Furthermore, National Audubon estimates that installing bird-safe glass during construction of the Minnesota Vikings Stadium would have cost developers an extra $1 million - and would have cost even less had they considered it earlier in the project. That sounds like a lot of money, but it’s less than 0.1% of the total project cost of more than $1 billion. Bird-friendly glass wasn’t installed on the stadium and it became the single biggest bird-killing building in Minneapolis and made national headlines. Now the cost of retrofitting the stadium to add bird-friendly window films to its deadly glass? Somewhere around $10 million.

The cost of doing nothing

Just a few of the birds that were victims of window collisions after the Spring 2018 Bird Collision Corps survey period. Madison Audubon photo

Just a few of the birds that were victims of window collisions after the Spring 2018 Bird Collision Corps survey period. SoWBA photo

We also need to consider the high costs we incur without an ordinance.

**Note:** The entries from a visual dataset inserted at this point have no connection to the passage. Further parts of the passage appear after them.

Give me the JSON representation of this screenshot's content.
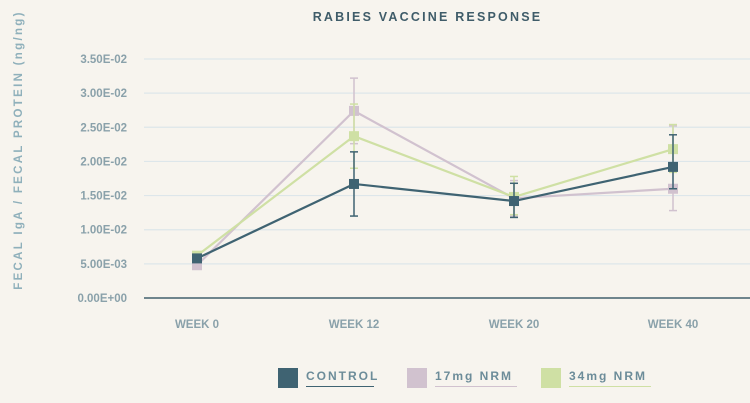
{
  "chart_data": {
    "type": "line",
    "title": "RABIES VACCINE RESPONSE",
    "xlabel": "",
    "ylabel": "FECAL IgA / FECAL PROTEIN (ng/ng)",
    "categories": [
      "WEEK 0",
      "WEEK 12",
      "WEEK 20",
      "WEEK 40"
    ],
    "ylim": [
      0,
      0.035
    ],
    "yticks": [
      "0.00E+00",
      "5.00E-03",
      "1.00E-02",
      "1.50E-02",
      "2.00E-02",
      "2.50E-02",
      "3.00E-02",
      "3.50E-02"
    ],
    "grid": true,
    "legend_position": "bottom",
    "series": [
      {
        "name": "CONTROL",
        "color": "#3f6372",
        "values": [
          0.0058,
          0.0167,
          0.0142,
          0.0192
        ],
        "error_low": [
          0.0058,
          0.012,
          0.0118,
          0.016
        ],
        "error_high": [
          0.0058,
          0.0214,
          0.0168,
          0.0239
        ]
      },
      {
        "name": "17mg NRM",
        "color": "#d1c2cf",
        "values": [
          0.0048,
          0.0274,
          0.0146,
          0.016
        ],
        "error_low": [
          0.0048,
          0.0226,
          0.012,
          0.0128
        ],
        "error_high": [
          0.0048,
          0.0322,
          0.0172,
          0.0252
        ]
      },
      {
        "name": "34mg NRM",
        "color": "#cfe0a4",
        "values": [
          0.0062,
          0.0237,
          0.0148,
          0.0218
        ],
        "error_low": [
          0.0062,
          0.019,
          0.0122,
          0.0184
        ],
        "error_high": [
          0.0062,
          0.0284,
          0.0178,
          0.0254
        ]
      }
    ]
  },
  "legend": [
    {
      "label": "CONTROL",
      "color": "#3f6372"
    },
    {
      "label": "17mg NRM",
      "color": "#d1c2cf"
    },
    {
      "label": "34mg NRM",
      "color": "#cfe0a4"
    }
  ]
}
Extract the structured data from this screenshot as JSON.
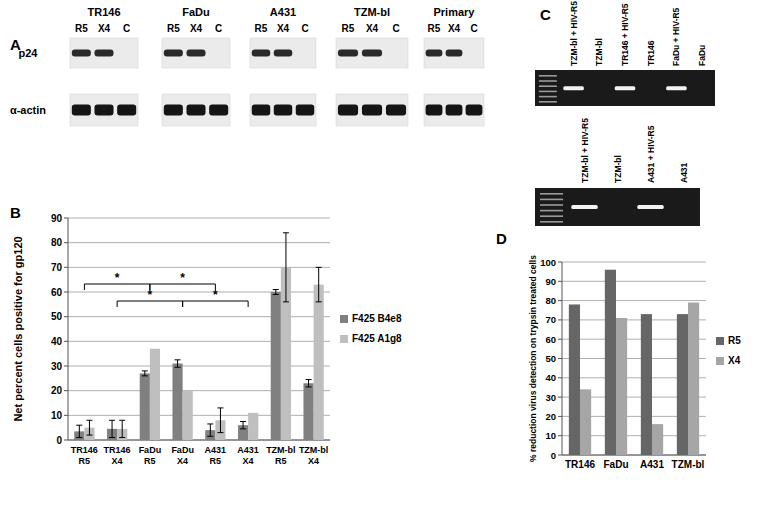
{
  "panel_labels": [
    "A",
    "B",
    "C",
    "D"
  ],
  "blot": {
    "rows": [
      "p24",
      "α-actin"
    ],
    "groups": [
      {
        "name": "TR146",
        "lanes": [
          {
            "label": "R5",
            "bands": [
              true,
              true
            ]
          },
          {
            "label": "X4",
            "bands": [
              true,
              true
            ]
          },
          {
            "label": "C",
            "bands": [
              false,
              true
            ]
          }
        ]
      },
      {
        "name": "FaDu",
        "lanes": [
          {
            "label": "R5",
            "bands": [
              true,
              true
            ]
          },
          {
            "label": "X4",
            "bands": [
              true,
              true
            ]
          },
          {
            "label": "C",
            "bands": [
              false,
              true
            ]
          }
        ]
      },
      {
        "name": "A431",
        "lanes": [
          {
            "label": "R5",
            "bands": [
              true,
              true
            ]
          },
          {
            "label": "X4",
            "bands": [
              true,
              true
            ]
          },
          {
            "label": "C",
            "bands": [
              false,
              true
            ]
          }
        ]
      },
      {
        "name": "TZM-bl",
        "lanes": [
          {
            "label": "R5",
            "bands": [
              true,
              true
            ]
          },
          {
            "label": "X4",
            "bands": [
              true,
              true
            ]
          },
          {
            "label": "C",
            "bands": [
              false,
              true
            ]
          }
        ]
      },
      {
        "name": "Primary",
        "lanes": [
          {
            "label": "R5",
            "bands": [
              true,
              true
            ]
          },
          {
            "label": "X4",
            "bands": [
              true,
              true
            ]
          },
          {
            "label": "C",
            "bands": [
              false,
              true
            ]
          }
        ]
      }
    ]
  },
  "gels": [
    {
      "lanes": [
        {
          "label": "TZM-bl + HIV-R5",
          "band": true
        },
        {
          "label": "TZM-bl",
          "band": false
        },
        {
          "label": "TR146 + HIV-R5",
          "band": true
        },
        {
          "label": "TR146",
          "band": false
        },
        {
          "label": "FaDu + HIV-R5",
          "band": true
        },
        {
          "label": "FaDu",
          "band": false
        }
      ]
    },
    {
      "lanes": [
        {
          "label": "TZM-bl + HIV-R5",
          "band": true
        },
        {
          "label": "TZM-bl",
          "band": false
        },
        {
          "label": "A431 + HIV-R5",
          "band": true
        },
        {
          "label": "A431",
          "band": false
        }
      ]
    }
  ],
  "chart_data": [
    {
      "type": "bar",
      "y_label": "Net percent cells positive for gp120",
      "categories": [
        "TR146 R5",
        "TR146 X4",
        "FaDu R5",
        "FaDu X4",
        "A431 R5",
        "A431 X4",
        "TZM-bl R5",
        "TZM-bl X4"
      ],
      "series": [
        {
          "name": "F425 B4e8",
          "color": "#808080",
          "values": [
            3.5,
            4.5,
            27,
            31,
            4,
            6,
            60,
            23
          ],
          "errors": [
            2.5,
            3.5,
            1,
            1.5,
            2.5,
            1.5,
            1,
            1.5
          ]
        },
        {
          "name": "F425 A1g8",
          "color": "#bfbfbf",
          "values": [
            5,
            4.5,
            37,
            20,
            8,
            11,
            70,
            63
          ],
          "errors": [
            3,
            3.5,
            null,
            null,
            5,
            null,
            14,
            7
          ]
        }
      ],
      "ylim": [
        0,
        90
      ],
      "yticks": [
        0,
        10,
        20,
        30,
        40,
        50,
        60,
        70,
        80,
        90
      ],
      "grid": true,
      "legend": "right",
      "annotations": [
        {
          "text": "*",
          "from": "TR146 R5",
          "to": "FaDu R5"
        },
        {
          "text": "*",
          "from": "FaDu R5",
          "to": "A431 R5"
        },
        {
          "text": "*",
          "from": "TR146 X4",
          "to": "FaDu X4"
        },
        {
          "text": "*",
          "from": "FaDu X4",
          "to": "A431 X4"
        }
      ]
    },
    {
      "type": "bar",
      "y_label": "% reduction virus detection on trypsin treated cells",
      "categories": [
        "TR146",
        "FaDu",
        "A431",
        "TZM-bl"
      ],
      "series": [
        {
          "name": "R5",
          "color": "#666666",
          "values": [
            78,
            96,
            73,
            73
          ]
        },
        {
          "name": "X4",
          "color": "#a6a6a6",
          "values": [
            34,
            71,
            16,
            79
          ]
        }
      ],
      "ylim": [
        0,
        100
      ],
      "yticks": [
        0,
        10,
        20,
        30,
        40,
        50,
        60,
        70,
        80,
        90,
        100
      ],
      "grid": true,
      "legend": "right"
    }
  ]
}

The cost of doing nothing while birds die is significantly higher than a fractional increase to building project costs. In addition to their immeasurable aesthetic, ethical, and cultural value:

  1. Birds provide essential and extremely valuable ecosystem services, such as insect/pest control, pollination, seed dispersal, and nutrient cycling that benefit everyone. Birds provide them for free, and if we lose them they cannot be replaced with technology. Learn more about this here.

  2. Birdwatching is multi billion-dollar industry in the United States, through tourism income (including places like Wisconsin), equipment sales, guide books, and employment. Learn more here.

  3. Birds offer significant mental and physical health benefits, which have become even more apparent during the pandemic. Seeing birds provides positive impacts of nature experience on cognitive functioning, emotional well-being, and physical activity involved with hiking and birdwatching. Learn more here.

  4. Bird-window collisions are unpleasant and disturbing. People often report to us feeling saddened, sickened, disturbed, startled, and alarmed by witnessing birds hitting windows. When large windows are added in places intended for rest and quiet, such as a school library, they have the potential for creating the opposite effect.